Thursday, June 3, 2021

Why Now Not Then?

Hello. I've been neglecting this blog of mine for quite some time now. Perhaps I've lost interest in writing ever since I'm learning to talk more about my feelings instead of keeping them hidden as writings and my life is full of happiness. Guess sadness is the key to write good stuffs. So here I am, exclude the sadness. I just figured that I need to spill out a secret here. Hmm. Before I met my lover, I knew this one guy 1 or 2 months earlier beforehand. We've been friends all this while. Even when I know I'm already in love with my baby, I do keep in touch with this guy like once in a month on friendship basis. To be honest, I liked him before everything and I remember how I impatiently made my move because he has been in my mind all the time. And I remember how I felt like I got rejected by this guy not just for once or twice. So I thought that maybe he's not ready or he's not into someone like me, and I distanced myself away from him for months, and those months were the moment when I became closer to my baby in our friendship stage. When my baby got a tight grip of my heart, I never made the first move in approaching that guy anymore. It was always him, either on my ig story, or my whatsapp status. It was steer clear to me that we're only gonna stay friends and I could accept that. Not a problem, 'cause I found my guy already. But then last week he texted me just to catch up, and clearly he said something like "I wish we could get married...", I was like, huh? Maybe he's just wishing things that could never happened, to happen. I wasn't sure what those words meant, and I wasn't interested to see where that conversation was leading us to. So I ended the conversation awkwardly, I don't exactly remember how.

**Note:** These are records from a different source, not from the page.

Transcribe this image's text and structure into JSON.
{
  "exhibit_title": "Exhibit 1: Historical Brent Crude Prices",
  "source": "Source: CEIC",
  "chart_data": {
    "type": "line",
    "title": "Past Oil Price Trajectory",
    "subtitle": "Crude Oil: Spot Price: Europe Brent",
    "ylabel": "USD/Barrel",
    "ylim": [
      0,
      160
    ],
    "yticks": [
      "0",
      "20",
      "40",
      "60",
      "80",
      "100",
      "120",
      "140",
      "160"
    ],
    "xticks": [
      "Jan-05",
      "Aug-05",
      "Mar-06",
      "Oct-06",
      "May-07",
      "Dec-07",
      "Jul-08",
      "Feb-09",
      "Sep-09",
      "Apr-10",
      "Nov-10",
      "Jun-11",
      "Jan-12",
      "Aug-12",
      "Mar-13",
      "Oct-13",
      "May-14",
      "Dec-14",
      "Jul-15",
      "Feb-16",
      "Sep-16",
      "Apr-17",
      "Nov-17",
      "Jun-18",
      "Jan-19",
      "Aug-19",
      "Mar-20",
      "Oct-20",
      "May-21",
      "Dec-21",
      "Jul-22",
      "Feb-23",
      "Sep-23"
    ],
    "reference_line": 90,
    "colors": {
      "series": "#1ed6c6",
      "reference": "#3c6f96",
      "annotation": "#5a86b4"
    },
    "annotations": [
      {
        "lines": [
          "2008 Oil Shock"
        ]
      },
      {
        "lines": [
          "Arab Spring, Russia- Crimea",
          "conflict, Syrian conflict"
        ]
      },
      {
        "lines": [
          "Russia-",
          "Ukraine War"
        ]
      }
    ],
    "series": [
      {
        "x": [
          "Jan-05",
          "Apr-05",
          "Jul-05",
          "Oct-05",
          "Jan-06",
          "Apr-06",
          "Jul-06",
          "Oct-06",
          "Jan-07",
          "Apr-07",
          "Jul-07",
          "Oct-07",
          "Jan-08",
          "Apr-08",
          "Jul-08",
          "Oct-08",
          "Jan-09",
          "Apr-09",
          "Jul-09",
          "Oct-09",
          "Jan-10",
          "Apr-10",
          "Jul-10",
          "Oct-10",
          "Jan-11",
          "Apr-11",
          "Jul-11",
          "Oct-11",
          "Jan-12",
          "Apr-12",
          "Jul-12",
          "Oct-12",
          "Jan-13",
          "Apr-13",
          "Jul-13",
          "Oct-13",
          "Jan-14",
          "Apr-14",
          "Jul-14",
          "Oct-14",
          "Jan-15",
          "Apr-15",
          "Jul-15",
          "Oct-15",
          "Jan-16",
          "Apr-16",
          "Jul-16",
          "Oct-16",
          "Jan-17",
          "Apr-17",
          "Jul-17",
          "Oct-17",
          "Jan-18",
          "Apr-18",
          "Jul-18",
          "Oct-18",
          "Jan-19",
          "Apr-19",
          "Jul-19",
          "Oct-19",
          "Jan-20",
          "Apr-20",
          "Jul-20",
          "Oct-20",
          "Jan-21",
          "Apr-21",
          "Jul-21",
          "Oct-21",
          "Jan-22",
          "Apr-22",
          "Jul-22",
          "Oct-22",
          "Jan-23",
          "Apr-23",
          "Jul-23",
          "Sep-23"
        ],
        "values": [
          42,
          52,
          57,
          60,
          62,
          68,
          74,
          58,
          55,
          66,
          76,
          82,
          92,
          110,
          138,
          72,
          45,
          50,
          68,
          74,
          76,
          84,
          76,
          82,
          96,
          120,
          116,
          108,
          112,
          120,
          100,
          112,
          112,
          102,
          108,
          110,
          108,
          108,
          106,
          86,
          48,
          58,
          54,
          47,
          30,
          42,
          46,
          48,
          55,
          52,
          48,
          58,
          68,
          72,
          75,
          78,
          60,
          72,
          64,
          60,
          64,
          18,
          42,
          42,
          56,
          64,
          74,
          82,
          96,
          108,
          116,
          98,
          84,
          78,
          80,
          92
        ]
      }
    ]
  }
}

But then 2 days ago, he texted me at midnight, I already fell asleep. So I replied him the next morning and just a simple catch up texting. And again, he said things like "when we're married, we'll be like....", I was taken aback. Like wait, what? What is this guy thinking? What makes him so sure that I want to marry him? Why now though? I was surprised and feeling guilty, but I'm not the wrong one here. Hmm. My original plan now was to settle down by next year, and I only tell 3 girlfriends of mine about it. I don't wanna tell anyone else. But since this guy's suddenly showing up and expressing his interest in me, I had no choice but to inform him that he's too late and I'm marrying someone else. I wanted to avoid from hurting anyone's heart. I was being very careful with my choice of words. At first he congratulated me, then I think, I've said it the wrong way, he got angry. But he shouldn't though, 'cause I was only trying to explain my side of story, and he should respect my feelings, but he thought I was treating him like shit. It's so tense, and this guy spoiled my day. Hmm. Anyway, we're still friends. He'd like us to stay this way until I got hitched. Oh, well, whatever suits him then. What I know is I'm not going to change my heart or my mind. At the end of the day, I'm always gonna choose my baby.